The Iroquois of the Northeast pioneered a legendary planting system known as “the Three Sisters,” in which corn, beans and squash are planted together as a cohort. The idea is that each “sister” has a special trait that contributes to the growth of the others.
Tall corn offers support for the lengthening tendrils of her bean sister, who returns the favor by fertilizing next years’ corn. Meanwhile, back on the ground level, the lush growth of squash vines protect her sisters’ roots from the harsh rays of the sun and invasion by weeds. Below ground, the sisters’ roots grow at different soil levels, reducing competition for moisture and nutrients.
This reminded us immediately of the way our daughters complement each other with their unique talents and contributions. Abby and Mira, ages 5 and 3, fill different roles in our family, much like “The Three Sisters” fulfill different roles in the garden.
One sunny Saturday, our family got to work planting our own patch. We were glad of the opportunity to involve our kids in the process of growing our own food in an easy-to-complete project.
Editor’s note: This is a great summer project, but for best results, start it in early summer. So, clip and save for 2016!
What you’ll need:
fertilized garden beds
garden gloves and trowels
corn, bean and squash seeds
Step 1: Prepare The Soil and Planting Bed
Before we started planting, my wife Hannah had already added compost, tilled, weeded, and formed our garden into long raised beds. I had organically fertilized with a blend of fish meal and bone meal (about 1 cup of each per 10 sqaure foot) and installed a simple drip irrigation system. Having already planted a large patch of corn, we opted to substitute growing tall sunflowers. They would play the same supporting role to the bean sister, yet offer a different harvest of nutritious seeds and pollen for our bees.
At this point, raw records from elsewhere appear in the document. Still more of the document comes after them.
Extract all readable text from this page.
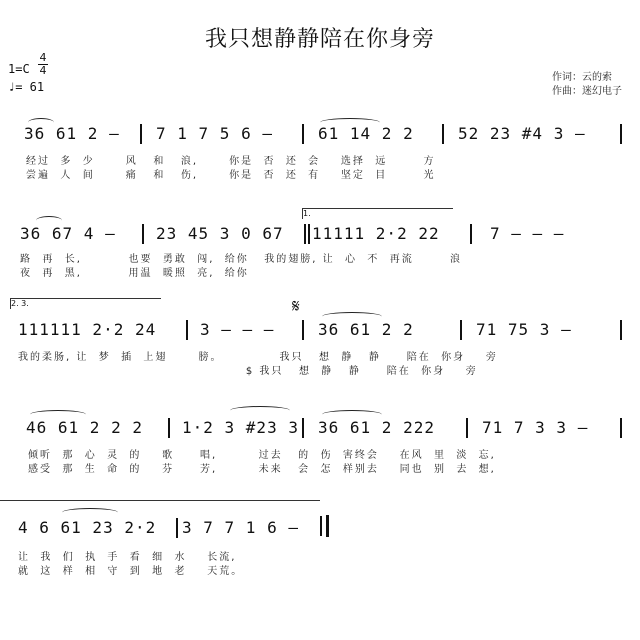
我只想静静陪在你身旁
1=C
4
4
♩= 61
作词：云的索
作曲：迷幻电子
36 61 2 – 7 1 7 5 6 –	61 14 2 2	52 23 #4 3 –
经过  多  少      风   和   浪,      你是  否  还  会    选择  远       方
尝遍  人  间      痛   和   伤,      你是  否  还  有    坚定  目       光
1.
36 67 4 –	23 45 3 0 67 11111 2·2 22	7 – – –
路  再  长,         也要  勇敢  闯,  给你   我的翅膀, 让  心  不  再流       浪
夜  再  黑,         用温  暖照  亮,  给你
2. 3.	𝄋
111111 2·2 24	3 – – –	36 61 2 2	71 75 3 –
我的柔肠, 让  梦  插  上翅      膀。           我只   想  静   静     陪在  你身    旁
$ 我只   想  静   静     陪在  你身    旁
46 61 2 2 2 1·2 3 #23 3 36 61 2 222	71 7 3 3 –
倾听  那  心  灵  的    歌     唱,        过去   的  伤  害终会    在风  里  淡  忘,
感受  那  生  命  的    芬     芳,        未来   会  怎  样别去    同也  别  去  想,
4 6 61 23 2·2 3 7 7 1 6 –
让  我  们  执  手  看  细  水    长流,
就  这  样  相  守  到  地  老    天荒。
Step 2: Planting The Seeds
The large seeds of The Three Sisters are easy for kids to handle, so this is where the girls really got a chance to participate. We put gloves on them, handed them trowels and briefly explained how the plants helped each other grow. We then showed them where to dig holes and shallow trenches, gently helping them shape the soil with our bare hands. We allowed them to sow thickly, figuring that we could thin the seedlings later rather than be too directive.
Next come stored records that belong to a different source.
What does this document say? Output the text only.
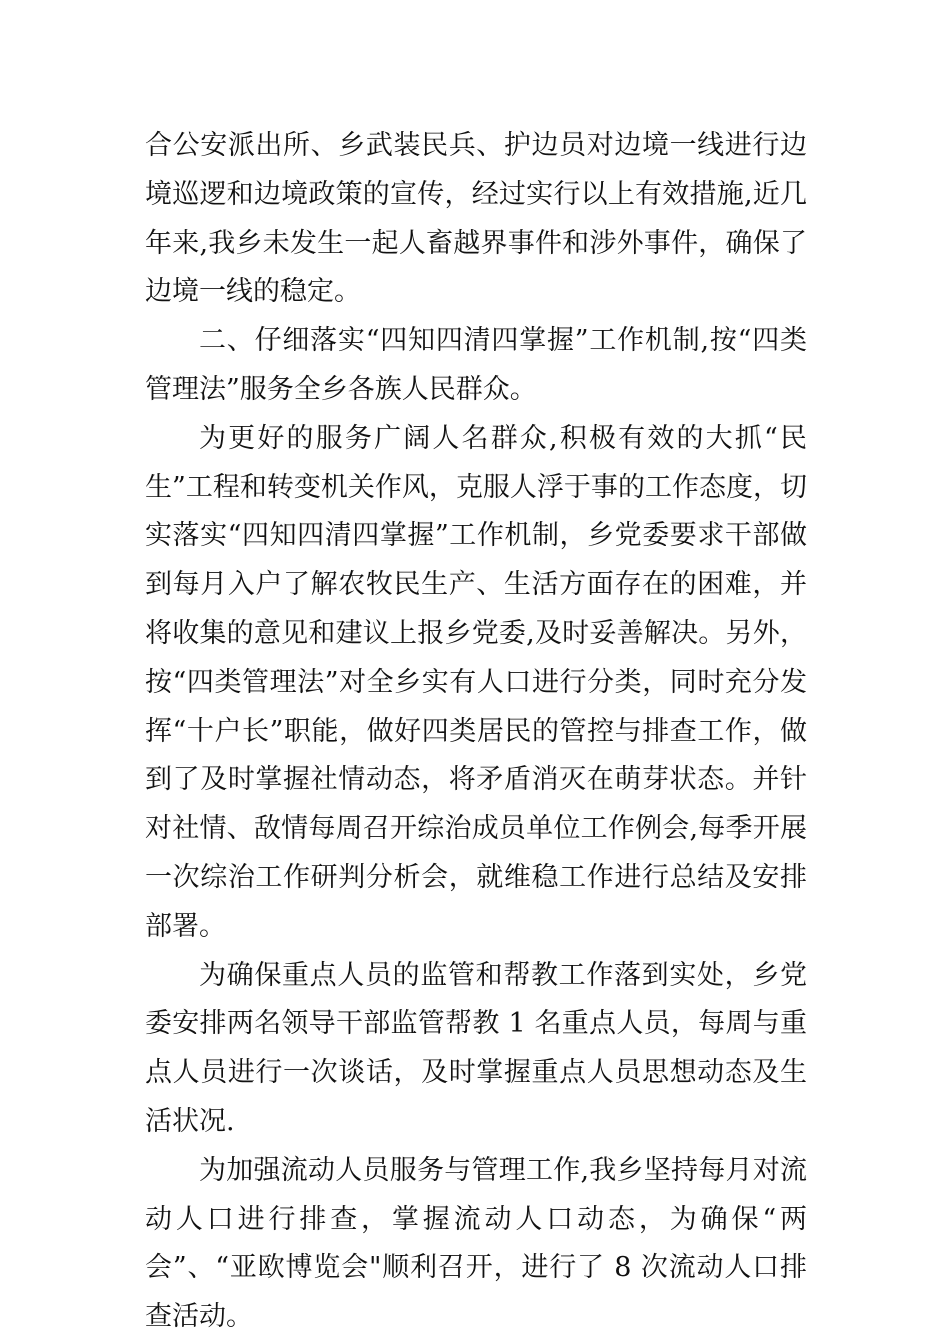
合公安派出所、乡武装民兵、护边员对边境一线进行边境巡逻和边境政策的宣传，经过实行以上有效措施,近几年来,我乡未发生一起人畜越界事件和涉外事件，确保了边境一线的稳定。

二、仔细落实“四知四清四掌握”工作机制,按“四类管理法”服务全乡各族人民群众。

为更好的服务广阔人名群众,积极有效的大抓“民生”工程和转变机关作风，克服人浮于事的工作态度，切实落实“四知四清四掌握”工作机制，乡党委要求干部做到每月入户了解农牧民生产、生活方面存在的困难，并将收集的意见和建议上报乡党委,及时妥善解决。另外，按“四类管理法”对全乡实有人口进行分类，同时充分发挥“十户长”职能，做好四类居民的管控与排查工作，做到了及时掌握社情动态，将矛盾消灭在萌芽状态。并针对社情、敌情每周召开综治成员单位工作例会,每季开展一次综治工作研判分析会，就维稳工作进行总结及安排部署。

为确保重点人员的监管和帮教工作落到实处，乡党委安排两名领导干部监管帮教 1 名重点人员，每周与重点人员进行一次谈话，及时掌握重点人员思想动态及生活状况.

为加强流动人员服务与管理工作,我乡坚持每月对流动人口进行排查，掌握流动人口动态，为确保“两会”、“亚欧博览会"顺利召开，进行了 8 次流动人口排查活动。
We helped them cover the seeds with soft soil and all patted the ground firmly with trowels and hands. We had planted only about 10 square feet, much less than the traditional method, but knew that it would soon grow more than we could eat.
Step 3: Watering
The last step is to simply water the seeds. Our littlest one, Mira, loves her tiny watering can, so she was the star of this step. I later gave everything a fuller soaking with the hose and watering wand.
Within a few days the first plump and eager sprouts emerged. We thinned them to one sunflower (or one corn) supporting two to three bean plants surrounded by two to three squash plants. Continue weeding until the squash gets established, and water about twice a week in summer. Harvest occurs as each crop ripens, in mid-to-late summer.
Even if you have only a small patch of sunny garden, this is a simple project you can do with your children. Every kid should know that food comes from the earth, rather than from grocery stores. We also know from experience that the vegetables your kids grew themselves will be much more likely to be eaten at dinnertime.